Registre canadien du cancer (RCC)

Information détaillée pour 2014

Statut :

Active

Fréquence :

Annuelle

Numéro d'enregistrement :

3207

L'objectif principal du RCC est de fournir une base de données nationale permettant de produire des statistiques normalisées et comparables sur l'incidence du cancer et des données sur la survie pour chaque type de tumeur primaire. Ces renseignements ont pour objet d'aider les planificateurs et les décideurs du secteur de la santé à déterminer les facteurs de risque, à planifier, à surveiller et à évaluer les programmes de lutte contre le cancer, ainsi qu'à mener des recherches.

Date de la parution - 21 février 2017

Aperçu

En 1992, le Registre canadien du cancer (RCC), qui est axé sur la personne, a été issu du Système national de déclaration des cas de cancer établi en 1969, lequel est axé sur les événements. Le RCC est une base de données administratives. Débutant avec des cas diagnostiqués en 1992, les données sur l'incidence du cancer recueillies par les registres provinciaux et territoriaux du cancer (RPTC) sont transmises au RCC, lequel est tenu à jour par Statistique Canada.

Le RCC est le fruit d'une collaboration entre les 13 RPTC du Canada et de la Division de la statistique de la santé de Statistique Canada, où les données sont tenues à jour. L'autorité et la responsabilité finales en ce qui a trait à la complétude et à la qualité des données incombent aux provinces et aux territoires. Les données transmises au RCC décrivent la personne atteinte de cancer ainsi que les caractéristiques de la tumeur.

Le RCC est une base de données dynamique de tous les résidents du Canada vivants ou décédés chez qui on a diagnostiqué un cancer depuis 1992. Il s'agit d'un système axé sur le patient, qui enregistre le type et le nombre (incidence) de tumeurs primaires diagnostiquées chez une personne jusqu'à son décès. Les tumeurs primaires subséquentes qui se manifestent chez un patient figurant déjà dans la base de données sont reliées à l'information déjà existante sur ce patient. Ce système a l'avantage de fournir des données longitudinales pour chaque personne atteinte d'un cancer. Les données sur les patients ont été couplé à celles sur la mortalité (confirmation des décès) jusqu'au 31 décembre 2008 afin d'optimiser l'exactitude des données qui figurent dans les champs du RCC réservés à la date, à la cause et au lieu du décès, et de déceler d'éventuelles tumeurs primaires qui ne sont pas enregistrées dans le RCC. Puisque les enregistrements de patient demeurent actifs dans le RCC jusqu'à la confirmation du décès, il est possible de calculer des taux de survie aux diverses formes de cancer.

En outre, le RCC a régulièrement recours à un couplage interne des enregistrements afin de déceler et d'éliminer les enregistrements de patient et de tumeur en double. Les renseignements contradictoires et autres problèmes liés aux données mis en évidence par les processus de contrôle du RCC sont résolus en consultation avec les provinces et les territoires déclarants concernés. Veuillez noter : Les variables relatives à la statistique de l'état civil ont été supprimées du fichier du RCC jusqu'à ce que de nouveaux accords de partage des données de l'état civil soient en place avec les registraires de l'état civil national et provinciaux/territoriaux.
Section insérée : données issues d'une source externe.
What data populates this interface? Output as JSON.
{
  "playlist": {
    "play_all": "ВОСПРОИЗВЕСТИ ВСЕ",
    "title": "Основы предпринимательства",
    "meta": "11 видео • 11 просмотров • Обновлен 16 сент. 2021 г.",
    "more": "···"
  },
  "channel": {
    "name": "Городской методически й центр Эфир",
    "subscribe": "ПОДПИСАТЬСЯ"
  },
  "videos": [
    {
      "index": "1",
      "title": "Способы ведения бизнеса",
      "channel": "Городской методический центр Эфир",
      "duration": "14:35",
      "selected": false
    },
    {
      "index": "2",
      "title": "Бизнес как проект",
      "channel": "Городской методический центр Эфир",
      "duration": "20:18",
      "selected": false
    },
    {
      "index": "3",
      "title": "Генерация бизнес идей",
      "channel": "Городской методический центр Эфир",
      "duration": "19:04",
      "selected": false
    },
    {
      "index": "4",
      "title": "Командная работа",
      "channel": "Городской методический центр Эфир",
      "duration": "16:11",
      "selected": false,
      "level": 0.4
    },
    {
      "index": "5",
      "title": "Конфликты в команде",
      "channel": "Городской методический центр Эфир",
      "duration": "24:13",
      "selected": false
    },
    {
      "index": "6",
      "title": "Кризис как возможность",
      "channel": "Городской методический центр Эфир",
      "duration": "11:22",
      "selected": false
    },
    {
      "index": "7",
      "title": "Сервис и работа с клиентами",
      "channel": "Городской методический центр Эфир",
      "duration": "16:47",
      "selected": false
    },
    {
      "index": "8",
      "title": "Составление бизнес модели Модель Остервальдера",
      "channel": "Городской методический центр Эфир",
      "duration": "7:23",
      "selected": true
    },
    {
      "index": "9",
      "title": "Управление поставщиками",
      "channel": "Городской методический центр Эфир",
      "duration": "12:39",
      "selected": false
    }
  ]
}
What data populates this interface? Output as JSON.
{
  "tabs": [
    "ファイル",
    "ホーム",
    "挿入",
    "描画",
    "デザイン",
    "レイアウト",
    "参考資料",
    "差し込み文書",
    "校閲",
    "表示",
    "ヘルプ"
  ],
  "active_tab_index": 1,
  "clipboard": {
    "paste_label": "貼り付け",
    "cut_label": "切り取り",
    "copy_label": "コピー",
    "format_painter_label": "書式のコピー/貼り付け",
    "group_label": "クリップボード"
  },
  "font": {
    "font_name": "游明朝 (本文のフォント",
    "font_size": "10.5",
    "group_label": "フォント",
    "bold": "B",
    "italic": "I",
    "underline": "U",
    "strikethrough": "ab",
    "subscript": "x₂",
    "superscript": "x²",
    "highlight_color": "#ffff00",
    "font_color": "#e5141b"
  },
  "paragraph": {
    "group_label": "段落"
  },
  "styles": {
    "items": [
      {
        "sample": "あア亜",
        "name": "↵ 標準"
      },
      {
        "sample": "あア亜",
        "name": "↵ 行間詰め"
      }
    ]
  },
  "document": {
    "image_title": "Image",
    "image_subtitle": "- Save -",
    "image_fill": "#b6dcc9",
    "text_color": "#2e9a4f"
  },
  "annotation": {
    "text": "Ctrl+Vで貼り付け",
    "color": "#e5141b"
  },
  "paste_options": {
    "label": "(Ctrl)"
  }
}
Veuillez noter: Les variables relatives à la statistique de l'état civil ont été supprimées du fichier du RCC jusqu'à ce que de nouveaux accords de partage des données de l'état civil soient en place avec les registraires de l'état civil national et provinciaux/territoriaux. Par conséquent, pour la période de 1992 à 2014, le RCC ne contient pas les données sur les décès nécessaires à l'analyse de la survie.

Période de référence : Année civile

Période de collecte : Quinze mois après la fin de la période de référence.

Sujets

  • Espérance de vie et décès
  • Maladies et état de santé
  • Santé
  • Services de soins de santé

Sources de données et méthodologie

Population cible

L'univers conceptuel de la base de données du Registre canadien du cancer comprend les personnes dont le lieu de résidence habituel est le Canada ou qui sont des résidents non permanents au Canada. Le lieu de résidence au moment du diagnostic est généralement le lieu de résidence habituel indiqué par le patient ou celui défini par le recensement, c'est-à-dire « le logement au Canada où une personne habite la plupart du temps », peu importe le lieu où se trouve la personne au moment du diagnostic. Dans le cas des patients où des tumeurs primaires multiples sont diagnostiquées au fil du temps, l'adresse peut être différente pour chaque tumeur primaire.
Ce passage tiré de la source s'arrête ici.